Throwback: Lou Reed – Metal Machine Music

Metal Machine Music is awful. To listen to the album — over an hour of aimless electronic sludge, split across four indistinct parts — is to win a war against your senses. Each minute of the record is filled with so much dissonance, distortion and harsh, polarizing noise that completing the record feels like some kind of achievement, although its creator Lou Reed would disagree: he once quipped, “anyone who gets to side four is dumber than I am.”

In the aftermath of Lou Reed’s recent death, it’s strange to reflect on this record, one which many consider the inarguable nadir of his creative output. Though it was released to universal critical malign, it sold fairly well — probably to well-meaning Transformer fans looking for another series of upbeat glam rock numbers. Nowadays, the album has its fans: when Reed found a touring band willing to perform the album live back in 2010, all of his shows sold out.

In the liner notes, Reed claimed that he had invented heavy metal. Though this claim is often cited as evidence that the record was an elaborate joke, it’s hard not to feel the devil-may-care energy of Metal Machine Music in punk, noise rock and industrial music.

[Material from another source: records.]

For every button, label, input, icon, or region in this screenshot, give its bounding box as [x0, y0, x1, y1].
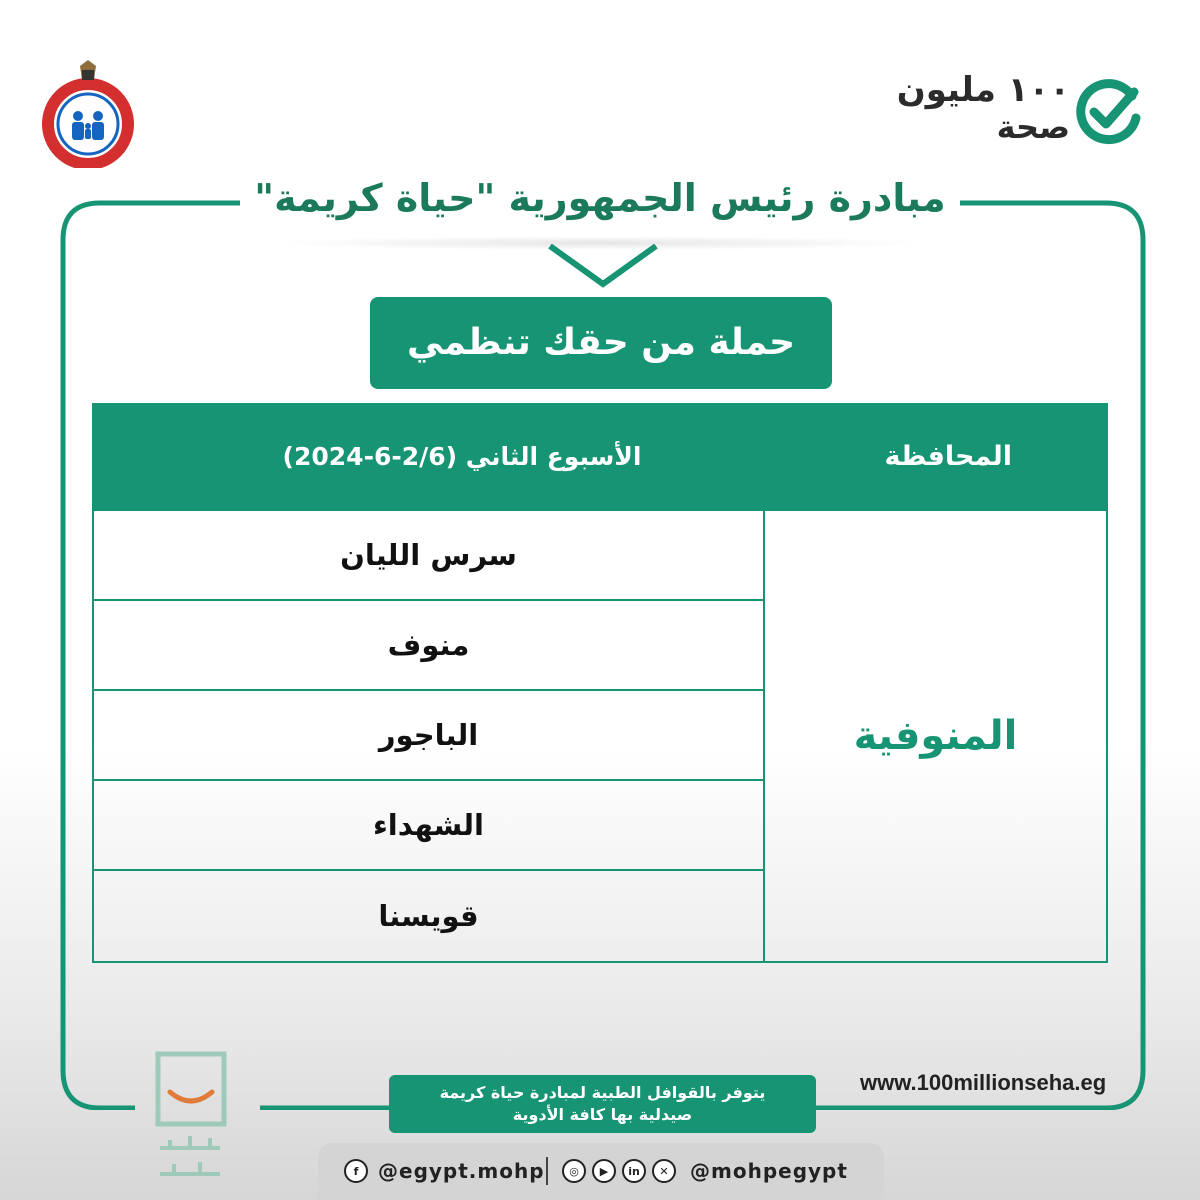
x-icon[interactable]: ✕ [652, 1159, 676, 1183]
city-name: سرس الليان [340, 538, 517, 572]
seha-logo-line1: ١٠٠ مليون [896, 70, 1070, 110]
facebook-handle[interactable]: @egypt.mohp [378, 1159, 545, 1183]
linkedin-icon[interactable]: in [622, 1159, 646, 1183]
table-header [92, 403, 1108, 511]
check-icon [1072, 76, 1144, 148]
table-row [94, 691, 763, 781]
info-line1: يتوفر بالقوافل الطبية لمبادرة حياة كريمة [439, 1083, 766, 1102]
ministry-logo [38, 58, 138, 168]
youtube-icon[interactable]: ▶ [592, 1159, 616, 1183]
social-handle[interactable]: @mohpegypt [690, 1159, 848, 1183]
city-name: الشهداء [372, 808, 484, 842]
100-million-seha-logo [896, 70, 1152, 150]
pharmacy-info-banner [389, 1075, 816, 1133]
city-name: منوف [387, 628, 470, 662]
chevron-down-icon [548, 244, 658, 288]
website-link[interactable]: www.100millionseha.eg [860, 1070, 1107, 1095]
schedule-table [92, 403, 1108, 965]
hayah-karima-logo [150, 1050, 234, 1190]
social-divider [546, 1157, 548, 1185]
governorate-column-header: المحافظة [884, 441, 1012, 472]
governorate-cell [763, 511, 1108, 963]
initiative-title: مبادرة رئيس الجمهورية "حياة كريمة" [240, 170, 960, 226]
seha-logo-line2: صحة [996, 108, 1070, 146]
week-column-header: الأسبوع الثاني (2/6-6-2024) [282, 442, 642, 471]
table-row [94, 781, 763, 871]
facebook-icon[interactable]: f [344, 1159, 368, 1183]
cities-column [92, 511, 763, 963]
campaign-name-banner: حملة من حقك تنظمي [370, 297, 832, 389]
instagram-icon[interactable]: ◎ [562, 1159, 586, 1183]
info-line2: صيدلية بها كافة الأدوية [512, 1105, 693, 1124]
city-name: الباجور [378, 718, 479, 752]
table-body [92, 511, 1108, 965]
governorate-name: المنوفية [853, 713, 1018, 759]
table-row [94, 871, 763, 961]
social-bar [318, 1143, 884, 1200]
city-name: قويسنا [378, 899, 479, 933]
table-row [94, 601, 763, 691]
table-row [94, 511, 763, 601]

The record itself might be better off judged as a statement, anyway: it was released during a period of tension in Reed’s creative career and at the tail end of a strained recording contract with RCA. The thought of Reed handing in the master tape of Metal Machine Music, tailor-made to be as offensive and unmarketable as possible, is as indicative of his nature as any of his performances.

An artist is only as good as his worst album, and Metal Machine Music is so bad, it’s legendary. It’s been discussed and analyzed to the point of overshadowing some of Reed’s best work — is it a joke? Is it a message? Is it a masterpiece? All that we do know is that it’s enough to fry your eardrums, and make you wonder what the hell Lou was thinking.

Rest in peace, you beautiful bastard.